José Luís Jacinto
ISCSP-ULisboa
As organizações enfrentam, como sempre, o imperativo da mudança e, como nunca, o desafio da diversidade. Quando, a uma velocidade inusitada, tudo muda à nossa volta – tecnologias, processos, ideias – como acompanhar a mudança? Quando acolhemos tanta diversidade nas organizações, como criar e manter um “nós”?
Se se muda tudo, não se muda a organização, muda-se de organização. Só muda aquilo que se mantém, com uma identidade que perdura. Por isso, interessam-nos organizações duradouras, que criam uma cultura organizacional que promove a mudança, não como uma decisão, mas como um processo. Não com a vontade de um, mas com a de todos aqueles que partilham um mundo comum.
A organização que consegue mudar assim deixa de ter caráter multicultural e torna-se transcultural. Porque as diversas culturas dos membros da organização passam a tocar-se e porque daí emerge algo de novo.
Como se dá essa transformação? Quando o sentido do que se faz é a recompensa, como promete o líder transacional, faz-se o que se faz, não pelo que se faz, mas pelo que se recebe em troca. Não chega. Não chega para fazer a diferença.
Para fazer a diferença tem de se tocar fundo nas pessoas. Tem de se aliar ao discurso racional um processo que mexa com as suas emoções positivas. Só assim os trabalhadores se transformarão em colaboradores. Porque colaborar, no seu sentido literal, significa laborar em comum. Ora, para que não seja só atividade laboral, para que, muito mais do que isso, seja verdadeira comunidade de trabalho, é necessário que se encontre sentido no labor em comum.
Sentido é a palavra chave. O sentido das coisas, do trabalho, da organização, é um conjunto de normas, de tradições, de valores, de ideias. E também de sonhos e de emoções. Esses sentidos, socialmente construídos, dão um significado à vida e à convivência. E apontam um sentido, porque têm um caráter prospetivo, virado para o futuro.
No mundo em que vivemos, no qual o medo de mudar e o medo de não mudar são as duas faces da mesma moeda, a da insegurança e da angústia, um sentido é a única fonte de esperança. Porque, dotados de um sentido para o que fazem, alimentam a crença mais importante para todos os seres humanos, seja qual for a sua origem: a de que o dia de amanhã será melhor, para si e para os seus, do que o dia de hoje.
Por isso, quem sabe construir sentidos, dá nova vida à organização. Energiza o grupo. Forja comprometimento. Faz com que todos acreditem no que estão a fazer. E assim se fará a diferença.

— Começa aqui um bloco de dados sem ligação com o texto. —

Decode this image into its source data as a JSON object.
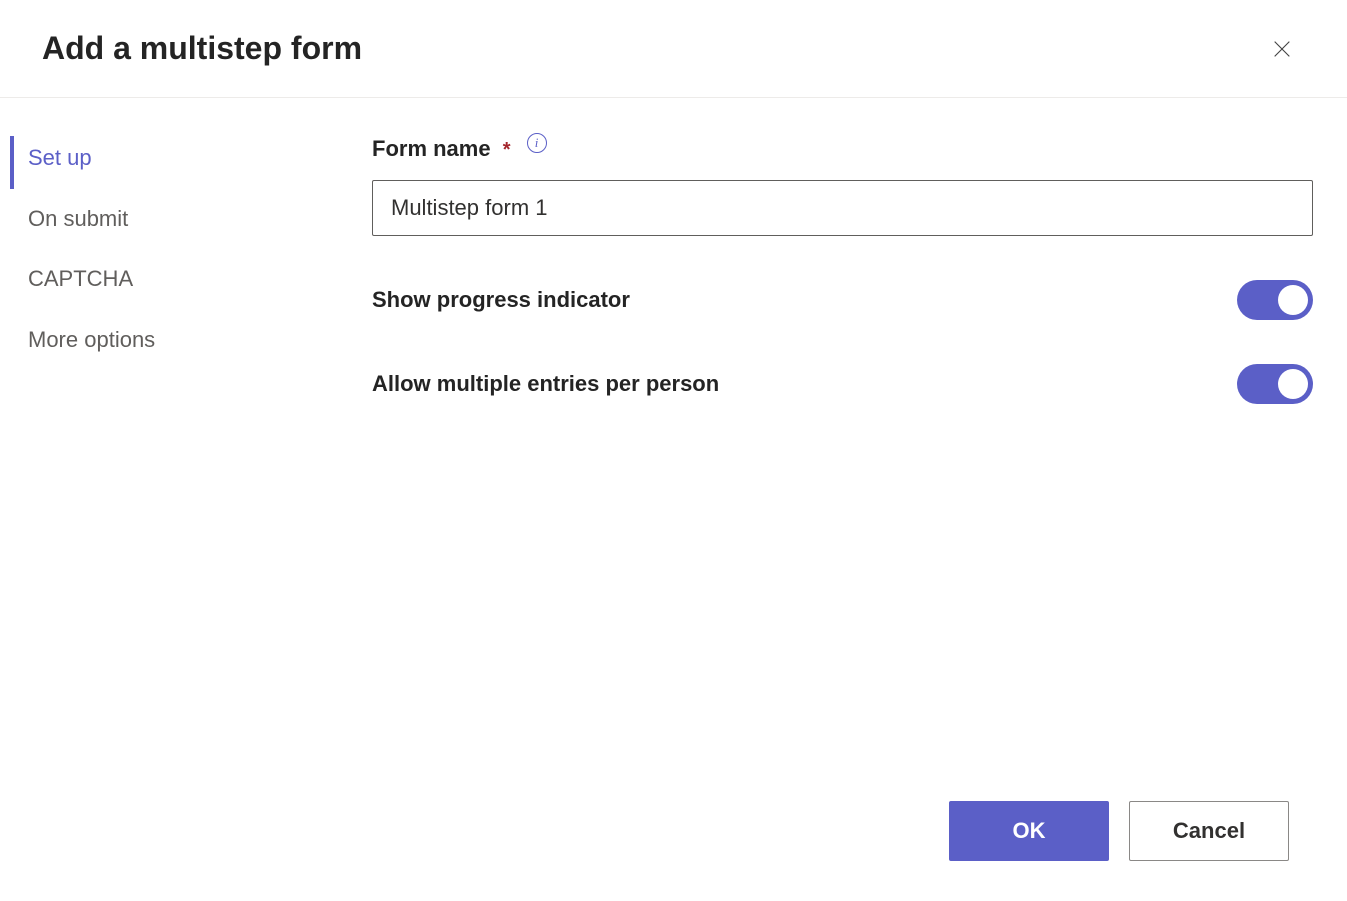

Ora, para acreditar é indispensável uma compreensão. E para que os seres humanos compreendam, não há nada melhor do que uma narrativa. Um princípio, um meio e um fim. Um enredo.
Nada o demonstra melhor do que a história que se conta de um carteiro exemplar. Todos os dias ele se apresentava em casa das pessoas, acompanhando a correspondência com um sorriso e palavras amigas. Fizesse chuva ou sol, temporal ou calmaria, nada beliscava a sua transbordante simpatia. Até que um dia lhe perguntaram: – Como se explica toda essa felicidade numa pessoa que tem de andar sempre no meio da rua, pesadamente carregada, sem ganhar nada de especial, só para entregar cartas? A resposta do carteiro não deixou dúvidas: – Não me vejo como alguém que entrega cartas. Não! Sou, entre as pessoas, o elo de ligação. Transmito notícias entre familiares, confidências entre parceiros, emoções entre amantes. Sem mim não havia comunicação. Na verdade, eu sou mesmo a pessoa mais importante desta comunidade. É por isso que me sinto feliz a fazer o que faço.
Veja-se como os factos são diferentes do sentido de que podem ser dotados: o carteiro efetivamente entrega cartas, é um facto; no entanto, construiu um sentido para o seu trabalho. E, assim, deu-lhe um significado profundo: via-se como uma ponte entre todas as margens.
É disto que precisa a organização que descrevemos, aquela em que a mudança é um processo contínuo e em que a diversidade é um trunfo. Um líder-carteiro, ponte entre todas as margens. E que, tal como o carteiro da história, seja capaz de construir sentidos. Sentidos sobre a organização, sobre a sua natureza e o seu propósito. Sentidos sobre o trabalho e sobre a convivência entre todos os membros da organização. Colaboradores, enfim, verdadeiramente colaboradores. Dispostos a dar o melhor de si mesmos como quem serve uma causa.
O líder-carteiro combina, por isso, os dois instrumentos mais preciosos para as novas organizações. Esses instrumentos, próprios dos líderes verdadeiramente grandes, são o storytelling e o sensemaking. Com um líder assim dotado, a organização e cada um dos seus membros podem, juntos, enfrentar o futuro com esperança.